Baker Who Refused To Make Cake For Same-Sex Couple Is Now Being Sued By Transgender Lawyer
A Colorado baker once at the centre of a US Supreme Court case for refusing to make a cake for a same-sex couple is now being sued by a transgender lawyer.
In 2012, Charlie Craig and David Mullin visited Masterpiece Cakeshop to purchase a birthday cake. The store’s owner Jack Phillips refused, citing his Christian beliefs, leading to a lengthy legal battle which culminated in a partial victory for the baker in 2018.
Amid the proceedings of that case, Autumn Scardina attempted to buy a cake that was blue on the outside and pink on the inside to mark her gender transition. When he again refused, she filed a complaint with the Colorado Civil Rights Commission. On Monday, March 22, Phillips went on trial.
As per The Independent, Scardina said she tried to place the order after finding out the high court had decided to hear Phillips’ appeal. Her lawyer Paula Greisen asked if the call was a ‘setup’ to which she answered: ‘It was more of calling someone’s bluff.’

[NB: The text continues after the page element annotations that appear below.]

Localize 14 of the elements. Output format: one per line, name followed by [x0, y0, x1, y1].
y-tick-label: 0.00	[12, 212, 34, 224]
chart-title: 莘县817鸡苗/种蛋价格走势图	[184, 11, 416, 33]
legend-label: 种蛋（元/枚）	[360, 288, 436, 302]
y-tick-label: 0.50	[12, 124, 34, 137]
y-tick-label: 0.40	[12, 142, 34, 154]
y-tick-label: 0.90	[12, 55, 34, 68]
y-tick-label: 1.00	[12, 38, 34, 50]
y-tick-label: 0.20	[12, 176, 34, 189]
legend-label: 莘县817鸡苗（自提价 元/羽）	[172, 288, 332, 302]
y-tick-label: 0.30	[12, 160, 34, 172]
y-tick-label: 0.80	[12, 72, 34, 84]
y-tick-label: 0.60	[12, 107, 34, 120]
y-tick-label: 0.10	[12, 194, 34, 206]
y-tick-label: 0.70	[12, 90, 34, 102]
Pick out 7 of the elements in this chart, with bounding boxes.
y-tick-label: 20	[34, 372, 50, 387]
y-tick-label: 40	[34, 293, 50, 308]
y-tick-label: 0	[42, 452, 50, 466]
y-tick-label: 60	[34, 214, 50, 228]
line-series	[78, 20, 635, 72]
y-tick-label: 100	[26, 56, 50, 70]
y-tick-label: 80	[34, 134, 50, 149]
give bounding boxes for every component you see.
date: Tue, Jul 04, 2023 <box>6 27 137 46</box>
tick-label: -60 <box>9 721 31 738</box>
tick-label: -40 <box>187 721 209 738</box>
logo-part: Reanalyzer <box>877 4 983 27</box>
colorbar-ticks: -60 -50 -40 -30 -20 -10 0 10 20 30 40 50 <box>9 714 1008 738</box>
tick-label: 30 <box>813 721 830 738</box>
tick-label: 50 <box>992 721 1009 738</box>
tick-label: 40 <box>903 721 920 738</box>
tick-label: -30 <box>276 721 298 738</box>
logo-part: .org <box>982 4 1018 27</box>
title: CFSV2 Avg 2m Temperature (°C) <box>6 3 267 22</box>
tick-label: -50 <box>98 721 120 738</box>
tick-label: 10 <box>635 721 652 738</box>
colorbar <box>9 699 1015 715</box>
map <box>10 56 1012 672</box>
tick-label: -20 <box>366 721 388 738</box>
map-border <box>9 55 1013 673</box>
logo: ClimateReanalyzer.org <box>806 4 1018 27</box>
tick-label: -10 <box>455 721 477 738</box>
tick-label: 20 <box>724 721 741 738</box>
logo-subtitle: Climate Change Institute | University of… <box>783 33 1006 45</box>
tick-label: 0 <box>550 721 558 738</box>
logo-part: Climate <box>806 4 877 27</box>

Following Scardina’s initial complaint, Phillips went on to sue the state of Colorado with the claim he was being persecuted for his religious beliefs. In March 2019, both sides dropped their cases.
A few months later, Scardina returned with her own lawsuit, claiming his bakery had falsely advertised it would ‘be happy to provide a variety of baked goods, including birthday cakes, to all members of the public, including LGBT individuals,’ as per Pink News. The legal team said Phillips ‘attempted to exploit the news coverage by stating they would sell birthday cakes to LGBT customers.’
The suit cited Phillips’ alleged violations of two state laws: the Colorado Anti-Discrimination Act (CADA); and the Colorado Consumer Protection Act (CCPA).
Denver district court judge Bruce Jones dismissed the CCPA complaint after Scardina’s legal team ‘failed to establish an actionable unfair or deceptive trade practice… if [they] were engaged in such a stealth advertising campaign, they successfully disguised it within their speech on a matter of public concern.’
Greisen said this showed ‘a very narrow holding on a certain set of facts related to the Colorado Consumer Protection Act that has no bearing on the discrimination claim… it has nothing to do with the merits of whether or not businesses are allowed to refuse service to the LGBTQ+ community.’
The CADA claim wasn’t dismissed, with the court document noting: ‘Plaintiff need not establish that her transgender status was the sole cause of the denial of services. Rather, she need only show that the discriminatory action was based, in whole or in part, on her protected status.’
It adds: ‘Defendants assert they would not have made a blue and pink cake celebrating a gender transition for anyone. Defendants made a near identical argument in Craig, contending that they would not have made a cake celebrating a same-sex marriage for anyone. As did the Court of Appeals in Craig, this court rejects Defendants’ reasoning.’
Kristen Waggoner, general counsel for Alliance Defending Freedom who’s representing Phillips, said in a statement: ‘Tolerance for different opinions is essential. We look forward to defending Jack – and ultimately prevailing – on the remaining claim.’